I get emails from undergrads about wanting to intern with me. One discussion that keeps recurring is about what maths should undergrads learn to break into deep-learning theory. I have no definitive answer to this. A message for the undergrads at UManchester would be that they should try to take MATH20401 and MATH20411 - knowing these two gives a very good grounding for seriously doing deep-learning.

I have had students who knew just basic engineering mathematics like in the book by Erwin Kreyzig - and they could read the top-notch deep-learning theory papers from Day-1. Lastly, let me list here some of the key references in mathematics that I read most carefully, during my 3 years of undergrad. So here goes that list,

If prefixed with a (Course) means that I credited a course where this was the textbook followed.

(Course) First 9 Chapters of Algebra by Artin
(Course) Most of Calculus by Apostol (Volume 1 & 2)

and (Course) Differential Calculus in Normed Linear Spaces by Kalyan Mukherjee

> This above book was quite significantly influential on my ways of thinking!

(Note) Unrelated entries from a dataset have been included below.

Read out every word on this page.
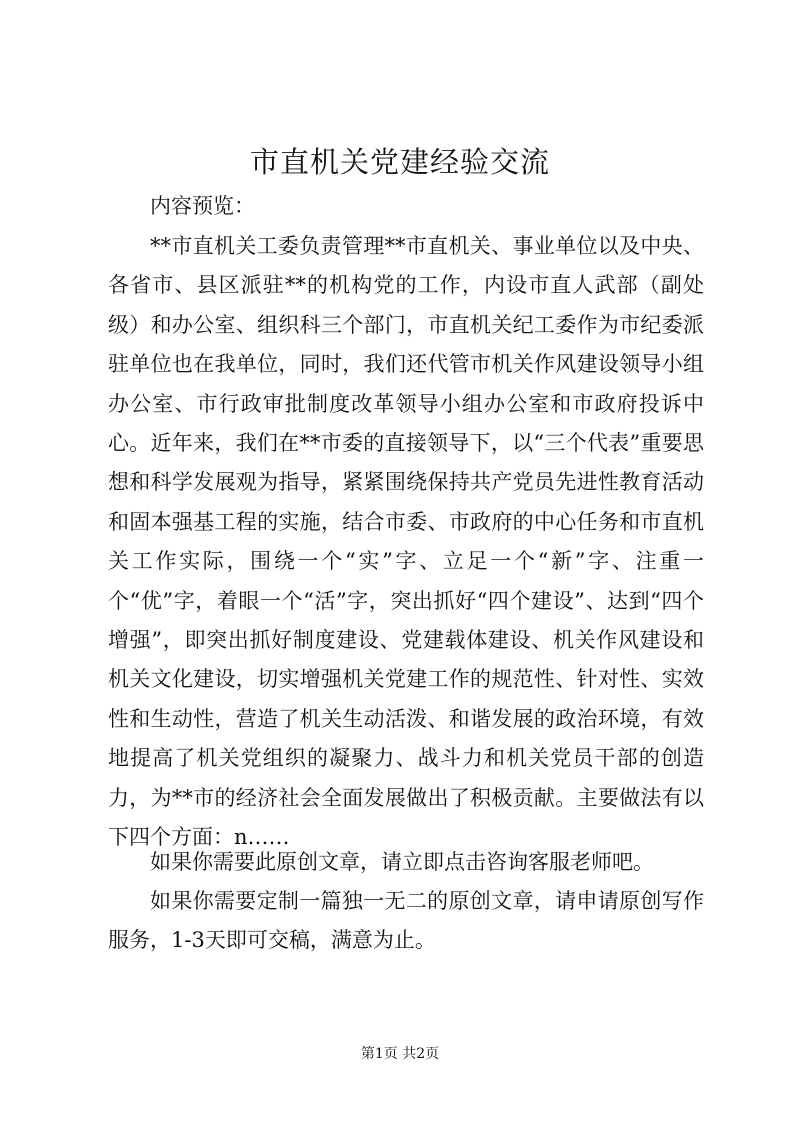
市直机关党建经验交流

内容预览：

**市直机关工委负责管理**市直机关、事业单位以及中央、各省市、县区派驻**的机构党的工作，内设市直人武部（副处级）和办公室、组织科三个部门，市直机关纪工委作为市纪委派驻单位也在我单位，同时，我们还代管市机关作风建设领导小组办公室、市行政审批制度改革领导小组办公室和市政府投诉中心。近年来，我们在**市委的直接领导下，以“三个代表”重要思想和科学发展观为指导，紧紧围绕保持共产党员先进性教育活动和固本强基工程的实施，结合市委、市政府的中心任务和市直机关工作实际，围绕一个“实”字、立足一个“新”字、注重一个“优”字，着眼一个“活”字，突出抓好“四个建设”、达到“四个增强”，即突出抓好制度建设、党建载体建设、机关作风建设和机关文化建设，切实增强机关党建工作的规范性、针对性、实效性和生动性，营造了机关生动活泼、和谐发展的政治环境，有效地提高了机关党组织的凝聚力、战斗力和机关党员干部的创造力，为**市的经济社会全面发展做出了积极贡献。主要做法有以下四个方面：n……

如果你需要此原创文章，请立即点击咨询客服老师吧。

如果你需要定制一篇独一无二的原创文章，请申请原创写作服务，1-3天即可交稿，满意为止。

第1页 共2页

More advanced calculus from,

Calculus on Manifolds by Spivak

Mathematical Methods for Physicists by Arfkken & Weber
I picked up most of what I knew about ODEs then from,

(Course) Mathematics for Physicists by Philippe Dennery and Andre Krzywicki

(Course) Mathematical Methods in the Physical Sciences by Mary L. Boas

Most of Topology, Geometry and Gauge Fields by Gregory Naber (Volume 1) and parts of (Volume 2)

> Naber's book was definitely my most favorite book to read during early undergrad.

I had particularly gotten interested in Riemannian Geometry and I read many of the chapters of the following two books,

Riemannian Geometry and Geometric Analysis by Jurgen Jost

(Course) Morse Theory by Milnor

PS:

In retrospect its kind of curious to note that I had studied nothing (absolutely nothing!) of probability or statistics as an undergrad!